18+

Treść tylko dla pełnoletnich

Kolejna strona może zawierać treści nieodpowiednie dla osób niepełnoletnich. Jeśli chcesz do niej dotrzeć, wybierz niżej odpowiedni przycisk!

Nasza Loteria NaM - pasek na kartach artykułów

Bytów: Trener Bytovii ścigany za przekleństwa (SZCZEGÓŁY, OŚWIADCZENIE, KOMENTARZ)

Mateusz Węsierski
Waldemar Walkusz podczas konferencji prasowej
Waldemar Walkusz podczas konferencji prasowej Marcin Pacyno
Waldemar Walkusz, trener trzecioligowej drużyny Bytovia Bytów i jednocześnie przewodniczący Rady Powiatu Lęborskiego, będzie się tłumaczył na policji. Kanał 6 lęborskiej telewizji skierował przeciwko niemu doniesienie do prokuratury podejrzewając możliwość popełnienia czynu zabronionego.

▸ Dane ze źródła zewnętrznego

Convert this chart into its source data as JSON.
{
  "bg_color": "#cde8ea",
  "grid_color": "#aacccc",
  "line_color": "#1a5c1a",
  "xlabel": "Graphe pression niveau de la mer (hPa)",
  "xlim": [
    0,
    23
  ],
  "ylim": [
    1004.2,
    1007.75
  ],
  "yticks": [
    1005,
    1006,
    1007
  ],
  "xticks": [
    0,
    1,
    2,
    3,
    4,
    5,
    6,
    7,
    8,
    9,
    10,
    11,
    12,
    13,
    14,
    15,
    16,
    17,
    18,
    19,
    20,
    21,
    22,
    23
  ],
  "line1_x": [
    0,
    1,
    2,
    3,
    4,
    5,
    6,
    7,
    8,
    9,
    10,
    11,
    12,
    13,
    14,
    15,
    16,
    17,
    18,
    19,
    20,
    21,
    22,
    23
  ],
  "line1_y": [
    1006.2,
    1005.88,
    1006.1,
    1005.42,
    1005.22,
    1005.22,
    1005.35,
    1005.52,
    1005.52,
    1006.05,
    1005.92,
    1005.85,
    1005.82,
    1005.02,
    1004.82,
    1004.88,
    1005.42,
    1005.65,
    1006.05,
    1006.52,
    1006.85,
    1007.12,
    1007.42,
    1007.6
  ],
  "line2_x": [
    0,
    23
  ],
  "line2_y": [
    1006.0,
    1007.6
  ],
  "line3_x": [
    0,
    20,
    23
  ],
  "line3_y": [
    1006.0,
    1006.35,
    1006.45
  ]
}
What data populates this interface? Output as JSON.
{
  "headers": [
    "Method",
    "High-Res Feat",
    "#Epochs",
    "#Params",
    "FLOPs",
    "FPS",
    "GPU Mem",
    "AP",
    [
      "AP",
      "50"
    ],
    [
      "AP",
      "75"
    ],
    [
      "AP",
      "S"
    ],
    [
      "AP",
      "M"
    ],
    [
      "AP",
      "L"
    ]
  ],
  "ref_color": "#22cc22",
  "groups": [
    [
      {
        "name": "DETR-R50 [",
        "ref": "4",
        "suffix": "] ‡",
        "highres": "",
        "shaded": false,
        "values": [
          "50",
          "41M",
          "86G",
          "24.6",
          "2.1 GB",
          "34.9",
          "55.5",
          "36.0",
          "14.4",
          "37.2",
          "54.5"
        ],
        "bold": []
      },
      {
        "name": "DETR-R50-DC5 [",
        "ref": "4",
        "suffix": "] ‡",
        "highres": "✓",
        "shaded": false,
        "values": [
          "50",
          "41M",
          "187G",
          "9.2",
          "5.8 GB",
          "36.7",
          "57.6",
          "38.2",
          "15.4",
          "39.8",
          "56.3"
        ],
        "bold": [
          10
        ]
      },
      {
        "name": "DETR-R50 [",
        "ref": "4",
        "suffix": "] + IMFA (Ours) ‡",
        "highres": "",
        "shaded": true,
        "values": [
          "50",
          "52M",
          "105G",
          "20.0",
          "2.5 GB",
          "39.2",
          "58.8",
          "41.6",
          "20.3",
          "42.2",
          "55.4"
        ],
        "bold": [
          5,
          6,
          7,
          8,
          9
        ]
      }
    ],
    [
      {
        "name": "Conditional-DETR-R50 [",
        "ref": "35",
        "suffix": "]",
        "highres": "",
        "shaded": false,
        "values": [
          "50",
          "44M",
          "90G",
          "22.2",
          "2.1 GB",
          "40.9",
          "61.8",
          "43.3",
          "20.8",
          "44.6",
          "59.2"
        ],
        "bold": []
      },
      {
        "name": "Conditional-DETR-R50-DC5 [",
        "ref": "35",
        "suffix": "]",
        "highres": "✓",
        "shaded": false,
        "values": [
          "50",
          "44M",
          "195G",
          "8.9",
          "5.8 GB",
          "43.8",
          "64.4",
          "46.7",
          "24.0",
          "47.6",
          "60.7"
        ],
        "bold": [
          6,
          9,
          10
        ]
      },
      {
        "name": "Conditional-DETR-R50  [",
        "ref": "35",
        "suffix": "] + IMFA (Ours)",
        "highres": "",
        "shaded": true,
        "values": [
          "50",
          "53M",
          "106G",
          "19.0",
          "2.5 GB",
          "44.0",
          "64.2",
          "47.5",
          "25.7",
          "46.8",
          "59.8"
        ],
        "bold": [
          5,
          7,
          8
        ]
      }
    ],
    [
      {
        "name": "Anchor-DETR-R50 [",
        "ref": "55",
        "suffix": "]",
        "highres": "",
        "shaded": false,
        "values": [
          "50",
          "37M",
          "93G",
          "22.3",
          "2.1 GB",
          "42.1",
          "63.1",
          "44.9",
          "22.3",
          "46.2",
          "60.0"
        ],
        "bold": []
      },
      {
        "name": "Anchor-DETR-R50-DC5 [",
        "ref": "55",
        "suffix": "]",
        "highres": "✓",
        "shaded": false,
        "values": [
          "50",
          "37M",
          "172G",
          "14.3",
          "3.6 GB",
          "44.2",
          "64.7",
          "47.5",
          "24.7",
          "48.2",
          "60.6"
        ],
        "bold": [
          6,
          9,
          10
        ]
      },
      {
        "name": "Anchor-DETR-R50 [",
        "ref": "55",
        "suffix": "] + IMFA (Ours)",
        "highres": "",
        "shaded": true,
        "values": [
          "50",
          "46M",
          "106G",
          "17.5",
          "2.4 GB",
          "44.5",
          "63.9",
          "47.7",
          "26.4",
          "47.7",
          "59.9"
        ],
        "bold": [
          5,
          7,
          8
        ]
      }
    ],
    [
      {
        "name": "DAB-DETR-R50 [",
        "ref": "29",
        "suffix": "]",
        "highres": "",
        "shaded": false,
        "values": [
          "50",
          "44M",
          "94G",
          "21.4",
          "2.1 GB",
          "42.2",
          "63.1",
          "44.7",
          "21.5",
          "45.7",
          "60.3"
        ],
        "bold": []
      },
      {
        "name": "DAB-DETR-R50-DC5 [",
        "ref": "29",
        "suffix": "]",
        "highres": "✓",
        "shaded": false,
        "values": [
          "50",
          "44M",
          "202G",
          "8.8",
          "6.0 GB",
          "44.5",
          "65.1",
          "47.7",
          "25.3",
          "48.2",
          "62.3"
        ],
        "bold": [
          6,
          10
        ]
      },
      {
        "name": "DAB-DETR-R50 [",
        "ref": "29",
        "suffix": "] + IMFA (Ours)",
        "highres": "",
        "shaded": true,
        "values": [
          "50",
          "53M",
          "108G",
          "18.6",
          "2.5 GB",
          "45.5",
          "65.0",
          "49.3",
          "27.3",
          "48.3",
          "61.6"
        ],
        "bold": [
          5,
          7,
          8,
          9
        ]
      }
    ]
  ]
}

Dziennikarzom nie spodobało się zachowanie trenera podczas kwietniowego meczu z Gryfem Słupsk. Walkusz głośno przeklinał, co zarejestrowała kamera. Nagranie jest dowodem w sprawie. Trener przyznaje, że na boisku klnie jak szewc, ale i puka się w czoło. Jego zdaniem zgłoszenie dziennikarzy to kuriozum. Ci odpowiadają mu, że “chamstwo i buractwo trzeba tępić”. Do zdarzenia doszło 23 kwietnia. Nagrywany przez kamery trener wykrzyczał słowo zaliczane do kategorii przekleństw. Dziennikarze ocenili, że popełnił czyn zabroniony używając słów wulgarnych w miejscu publicznym. Sprawa trafiła do Prokuratury Rejonowej w Słupsku, po 5 miesiącach od nagrania.

- To wykroczenie, więc przekazaliśmy ją policji - mówi Jacek Korycki, rzecznik prasowy Prokuratury Okręgowej w Słupsku.

Policja przyjęła zgłoszenie. Śledczy będą chcieli przesłuchać Walkusza. W ich rękach spoczywa nagranie. - Ten czyn to wykroczenie zagrożone karą pozbawienia wolności, grzywny do 1500 zł lub nagany. Jeśli wyznaczona przez nas kara nie zostanie przyjęta, to sprawa skończy się w sądzie - mówi Wojciech Bugiel z biura prasowego słupskiej policji.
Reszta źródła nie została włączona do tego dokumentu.